Bagi saya, luapan harapan seorang Kartini pada zamannya yang diungkapkannya melalui surat kepada Stella Zehandellar pada 25 Mei 1899 di balik tembok tebal yang mengurungnya karna harus dipingit juga adalah luapan harapan saya dan harapan banyak perempuan pada masa ini. Mungkin di antara para pembaca merasa luapan harapan saya ini berlebihan, namun sejatinya tidak berlebihan, melainkan harapan itu belum sepenuhnya mewujudnyata pada saat ini di tengah bangsa yang betapa pun banyak masalah namun tetap kita cintai, yaitu Indonesia

Ada banyak  perempuan masih jauh dari kesempatan mendapatkan pendidikan, ketrampilan, bahkan hak untuk mengambil keputusan atas kehidupannya. Atau sekalipun ada sebagian perempuan yang mendapatkan pengetahuan, ketrampilan yang baik, namun tak sepenuhnya merdeka dari segala tuntutan “menjadi wanita yang sesungguhnya, yang tahu kodrat!” Entah apa yang dimaksud dengan menjadi wanita sesungguhnya dan yang tahu kodratnya? Apakah wajib memasak, menghias diri, dan melahirkan? Sungguh itu bukan kodrat melainkan kosntruksi sosial budaya yang dibangun sejak sangat lama. Artinya peran perempuan tidak bergeser dari ruang domestik ke ruang publik, namun perannya bahkan bertambah. Berbeda dengan peran laki-laki yang lambat bertambah perannya di ruang domestik.
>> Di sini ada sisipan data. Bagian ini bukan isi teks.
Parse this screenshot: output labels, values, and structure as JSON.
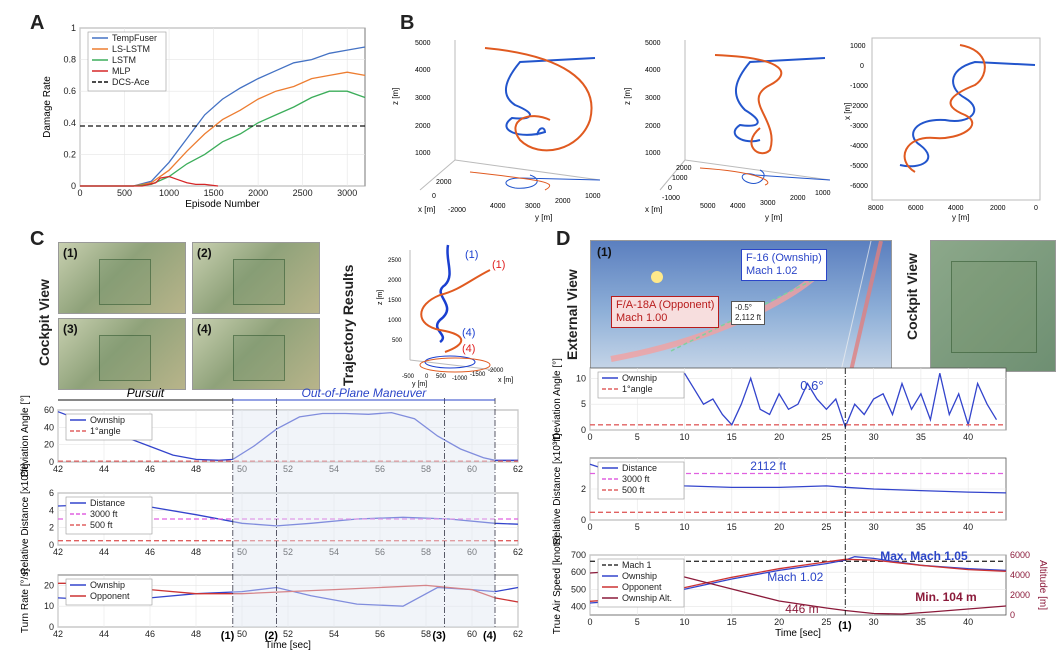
{
  "panels": {
    "a": "A",
    "b": "B",
    "c": "C",
    "d": "D"
  },
  "chart_data": [
    {
      "type": "line",
      "panel": "A",
      "xlabel": "Episode Number",
      "ylabel": "Damage Rate",
      "xlim": [
        0,
        3200
      ],
      "ylim": [
        0,
        1.0
      ],
      "xticks": [
        0,
        500,
        1000,
        1500,
        2000,
        2500,
        3000
      ],
      "yticks": [
        0,
        0.2,
        0.4,
        0.6,
        0.8,
        1.0
      ],
      "legend": "top-left",
      "series": [
        {
          "name": "TempFuser",
          "color": "#4472c4",
          "x": [
            0,
            600,
            800,
            1000,
            1200,
            1400,
            1600,
            1800,
            2000,
            2200,
            2400,
            2600,
            2800,
            3000,
            3200
          ],
          "values": [
            0,
            0,
            0.03,
            0.15,
            0.3,
            0.45,
            0.55,
            0.62,
            0.68,
            0.73,
            0.78,
            0.8,
            0.84,
            0.86,
            0.88
          ]
        },
        {
          "name": "LS-LSTM",
          "color": "#ed7d31",
          "x": [
            0,
            600,
            800,
            1000,
            1200,
            1400,
            1600,
            1800,
            2000,
            2200,
            2400,
            2600,
            2800,
            3000,
            3200
          ],
          "values": [
            0,
            0,
            0.02,
            0.1,
            0.22,
            0.33,
            0.42,
            0.48,
            0.55,
            0.6,
            0.63,
            0.68,
            0.7,
            0.72,
            0.7
          ]
        },
        {
          "name": "LSTM",
          "color": "#3cad5a",
          "x": [
            0,
            600,
            800,
            1000,
            1200,
            1400,
            1600,
            1800,
            2000,
            2200,
            2400,
            2600,
            2800,
            3000,
            3200
          ],
          "values": [
            0,
            0,
            0.01,
            0.06,
            0.14,
            0.2,
            0.28,
            0.33,
            0.4,
            0.45,
            0.5,
            0.56,
            0.6,
            0.6,
            0.56
          ]
        },
        {
          "name": "MLP",
          "color": "#d62728",
          "x": [
            0,
            700,
            850,
            900,
            1000,
            1100,
            1200,
            1300,
            1400,
            1550
          ],
          "values": [
            0,
            0,
            0.02,
            0.05,
            0.06,
            0.04,
            0.02,
            0.01,
            0.01,
            0
          ]
        },
        {
          "name": "DCS-Ace",
          "color": "#111111",
          "dashed": true,
          "x": [
            0,
            3200
          ],
          "values": [
            0.38,
            0.38
          ]
        }
      ]
    },
    {
      "type": "line",
      "panel": "C-top",
      "ylabel": "Deviation Angle [°]",
      "xlim": [
        42,
        62
      ],
      "ylim": [
        0,
        60
      ],
      "xticks": [
        42,
        44,
        46,
        48,
        50,
        52,
        54,
        56,
        58,
        60,
        62
      ],
      "yticks": [
        0,
        20,
        40,
        60
      ],
      "series": [
        {
          "name": "Ownship",
          "color": "#3344cc",
          "x": [
            42,
            43,
            44,
            45,
            46,
            47,
            48,
            49,
            49.6,
            50.5,
            51.5,
            52.5,
            53.5,
            54.5,
            55.5,
            56.5,
            57.5,
            58.5,
            59.5,
            60.5,
            61,
            62
          ],
          "values": [
            58,
            48,
            38,
            28,
            18,
            8,
            3,
            2,
            3,
            18,
            38,
            52,
            56,
            56,
            55,
            57,
            50,
            30,
            15,
            5,
            2,
            2
          ]
        },
        {
          "name": "1°angle",
          "color": "#e06060",
          "dashed": true,
          "x": [
            42,
            62
          ],
          "values": [
            1,
            1
          ]
        }
      ]
    },
    {
      "type": "line",
      "panel": "C-mid",
      "ylabel": "Relative Distance [x10³ft]",
      "xlim": [
        42,
        62
      ],
      "ylim": [
        0,
        6
      ],
      "xticks": [
        42,
        44,
        46,
        48,
        50,
        52,
        54,
        56,
        58,
        60,
        62
      ],
      "yticks": [
        0,
        2,
        4,
        6
      ],
      "series": [
        {
          "name": "Distance",
          "color": "#3344cc",
          "x": [
            42,
            44,
            46,
            48,
            50,
            51.5,
            53,
            55,
            57,
            59,
            61,
            62
          ],
          "values": [
            4.5,
            4.7,
            4.4,
            3.5,
            2.5,
            2.2,
            2.5,
            3.0,
            3.2,
            3.0,
            2.5,
            2.4
          ]
        },
        {
          "name": "3000 ft",
          "color": "#e060e0",
          "dashed": true,
          "x": [
            42,
            62
          ],
          "values": [
            3,
            3
          ]
        },
        {
          "name": "500 ft",
          "color": "#e06060",
          "dashed": true,
          "x": [
            42,
            62
          ],
          "values": [
            0.5,
            0.5
          ]
        }
      ]
    },
    {
      "type": "line",
      "panel": "C-bot",
      "ylabel": "Turn Rate [°/s]",
      "xlabel": "Time [sec]",
      "xlim": [
        42,
        62
      ],
      "ylim": [
        0,
        25
      ],
      "xticks": [
        42,
        44,
        46,
        48,
        50,
        52,
        54,
        56,
        58,
        60,
        62
      ],
      "yticks": [
        0,
        10,
        20
      ],
      "series": [
        {
          "name": "Ownship",
          "color": "#3344cc",
          "x": [
            42,
            44,
            46,
            48,
            50,
            51.5,
            53,
            55,
            57,
            58.5,
            60,
            61,
            62
          ],
          "values": [
            14,
            13,
            14,
            16,
            17,
            19,
            15,
            11,
            10,
            19,
            18,
            17,
            19
          ]
        },
        {
          "name": "Opponent",
          "color": "#cc3333",
          "x": [
            42,
            44,
            46,
            48,
            50,
            52,
            54,
            56,
            58,
            60,
            61,
            62
          ],
          "values": [
            21,
            21,
            18,
            16,
            16,
            17,
            18,
            19,
            20,
            18,
            14,
            12
          ]
        }
      ]
    },
    {
      "type": "line",
      "panel": "D-top",
      "ylabel": "Deviation Angle [°]",
      "xlim": [
        0,
        44
      ],
      "ylim": [
        0,
        12
      ],
      "xticks": [
        0,
        5,
        10,
        15,
        20,
        25,
        30,
        35,
        40
      ],
      "yticks": [
        0,
        5,
        10
      ],
      "series": [
        {
          "name": "Ownship",
          "color": "#3344cc",
          "x": [
            10,
            11,
            12,
            13,
            14,
            15,
            16,
            17,
            18,
            19,
            20,
            21,
            22,
            23,
            24,
            25,
            26,
            27,
            28,
            29,
            30,
            31,
            32,
            33,
            34,
            35,
            36,
            37,
            38,
            39,
            40,
            41,
            42,
            43
          ],
          "values": [
            11,
            8,
            5,
            6,
            3,
            1,
            5,
            10,
            4,
            3,
            7,
            4,
            5,
            9,
            6,
            4,
            6,
            0.6,
            5,
            3,
            6,
            7,
            3,
            9,
            4,
            7,
            2,
            11,
            3,
            7,
            1,
            9,
            5,
            2
          ]
        },
        {
          "name": "1°angle",
          "color": "#e06060",
          "dashed": true,
          "x": [
            0,
            44
          ],
          "values": [
            1,
            1
          ]
        }
      ]
    },
    {
      "type": "line",
      "panel": "D-mid",
      "ylabel": "Relative Distance [x10³ft]",
      "xlim": [
        0,
        44
      ],
      "ylim": [
        0,
        4
      ],
      "xticks": [
        0,
        5,
        10,
        15,
        20,
        25,
        30,
        35,
        40
      ],
      "yticks": [
        0,
        2
      ],
      "series": [
        {
          "name": "Distance",
          "color": "#3344cc",
          "x": [
            0,
            3,
            6,
            10,
            15,
            20,
            25,
            27,
            30,
            35,
            40,
            44
          ],
          "values": [
            3.6,
            3.0,
            2.5,
            2.2,
            2.1,
            2.1,
            2.2,
            2.112,
            2.0,
            1.9,
            1.8,
            1.75
          ]
        },
        {
          "name": "3000 ft",
          "color": "#e060e0",
          "dashed": true,
          "x": [
            0,
            44
          ],
          "values": [
            3,
            3
          ]
        },
        {
          "name": "500 ft",
          "color": "#e06060",
          "dashed": true,
          "x": [
            0,
            44
          ],
          "values": [
            0.5,
            0.5
          ]
        }
      ]
    },
    {
      "type": "line",
      "panel": "D-bot",
      "ylabel": "True Air Speed [knots]",
      "y2label": "Altitude [m]",
      "xlabel": "Time [sec]",
      "xlim": [
        0,
        44
      ],
      "ylim": [
        350,
        700
      ],
      "y2lim": [
        0,
        6000
      ],
      "xticks": [
        0,
        5,
        10,
        15,
        20,
        25,
        30,
        35,
        40
      ],
      "yticks": [
        400,
        500,
        600,
        700
      ],
      "y2ticks": [
        0,
        2000,
        4000,
        6000
      ],
      "series": [
        {
          "name": "Mach 1",
          "color": "#333333",
          "dashed": true,
          "x": [
            0,
            44
          ],
          "values": [
            663,
            663
          ]
        },
        {
          "name": "Ownship",
          "color": "#3344cc",
          "x": [
            0,
            5,
            10,
            15,
            20,
            25,
            27,
            28,
            30,
            35,
            40,
            44
          ],
          "values": [
            420,
            440,
            500,
            560,
            610,
            650,
            670,
            690,
            680,
            640,
            620,
            610
          ]
        },
        {
          "name": "Opponent",
          "color": "#cc3333",
          "x": [
            0,
            5,
            10,
            15,
            20,
            25,
            27,
            30,
            35,
            40,
            44
          ],
          "values": [
            430,
            450,
            510,
            570,
            620,
            660,
            675,
            670,
            640,
            615,
            605
          ]
        },
        {
          "name": "Ownship Alt.",
          "color": "#8b1a3a",
          "axis": "y2",
          "x": [
            0,
            5,
            10,
            15,
            20,
            25,
            27,
            30,
            33,
            36,
            40,
            44
          ],
          "values": [
            4200,
            4500,
            3800,
            2600,
            1400,
            700,
            446,
            150,
            104,
            300,
            600,
            900
          ]
        }
      ]
    }
  ],
  "labels": {
    "a_legend": [
      "TempFuser",
      "LS-LSTM",
      "LSTM",
      "MLP",
      "DCS-Ace"
    ],
    "c_cockpit_view": "Cockpit View",
    "c_traj": "Trajectory Results",
    "c_photo_nums": [
      "(1)",
      "(2)",
      "(3)",
      "(4)"
    ],
    "c_traj_labels": [
      "(1)",
      "(1)",
      "(4)",
      "(4)"
    ],
    "c_pursuit": "Pursuit",
    "c_oop": "Out-of-Plane Maneuver",
    "c_markers": [
      "(1)",
      "(2)",
      "(3)",
      "(4)"
    ],
    "d_external": "External View",
    "d_cockpit": "Cockpit View",
    "d_photo_num": "(1)",
    "d_f16": "F-16 (Ownship)",
    "d_f16_mach": "Mach 1.02",
    "d_fa18": "F/A-18A (Opponent)",
    "d_fa18_mach": "Mach 1.00",
    "d_box1": "-0.5°",
    "d_box2": "2,112 ft",
    "d_ann_06": "0.6°",
    "d_ann_2112": "2112 ft",
    "d_ann_maxmach": "Max. Mach 1.05",
    "d_ann_m102": "Mach 1.02",
    "d_ann_446": "446 m",
    "d_ann_min": "Min. 104 m",
    "d_marker": "(1)",
    "b_axes": {
      "z": "z [m]",
      "x": "x [m]",
      "y": "y [m]",
      "b1_z": [
        "1000",
        "2000",
        "3000",
        "4000",
        "5000"
      ],
      "b1_x": [
        "-2000",
        "0",
        "2000"
      ],
      "b1_y": [
        "4000",
        "3000",
        "2000",
        "1000"
      ],
      "b2_z": [
        "1000",
        "2000",
        "3000",
        "4000",
        "5000"
      ],
      "b2_x": [
        "-1000",
        "0",
        "1000",
        "2000"
      ],
      "b2_y": [
        "5000",
        "4000",
        "3000",
        "2000",
        "1000"
      ],
      "b3_x": [
        "1000",
        "0",
        "-1000",
        "-2000",
        "-3000",
        "-4000",
        "-5000",
        "-6000"
      ],
      "b3_y": [
        "8000",
        "6000",
        "4000",
        "2000",
        "0"
      ]
    },
    "c_traj_axes": {
      "z": "z [m]",
      "x": "x [m]",
      "y": "y [m]",
      "zt": [
        "500",
        "1000",
        "1500",
        "2000",
        "2500"
      ],
      "yt": [
        "-500",
        "0",
        "500"
      ],
      "xt": [
        "-1000",
        "-1500",
        "-2000"
      ]
    }
  }
}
RELATED ARTICLE  Mencari dan Menjadi Sahabat bagi Bumi

Pembedaan peran yang diskriminatif tersebut terjadi tidak begitu saja melainkan ada konsep kekuasaan patriarkhi yang merangsek masuk dalam nilai budaya, sosial bahkan agama dan diterima begitu saja, apa adanya sehingga dirasakan seolah tidak ada masalah. Sekalipun perempuan diberi akses di ruang publik maka tugas – tugasnya juga tak jauh dari kerja domestik, contoh kerja mengurus konsumsi ( lingkup rukun tetangga, rukun warga – dengan kegiatan PKK, juga kegiatan gereja). Bahkan perayaan Kartini juga masih sebagian kalangan merayakannya dengan pawai kebaya lengkap dengan atributnya (bukan berarti saya meremehkan kebaya dan atributnya), pengarahan kursus singkat kepribadian wanita mulai dari cara berjalan, berpakaian, bicara yang santun, yang khas wanita Indonesia – sungguh kegiatan yang tidak mencerdaskan, namun tidak mencari tahu apa substansi pergulatan, pemikiran yang bernama Kartini dan kaitannya dengan cita – cita kesetaraan yang masih perlu kita perjuangkan di bangsa yang sekalipun banyak masalah namun yang kita cintai ini yaitu Indonesia.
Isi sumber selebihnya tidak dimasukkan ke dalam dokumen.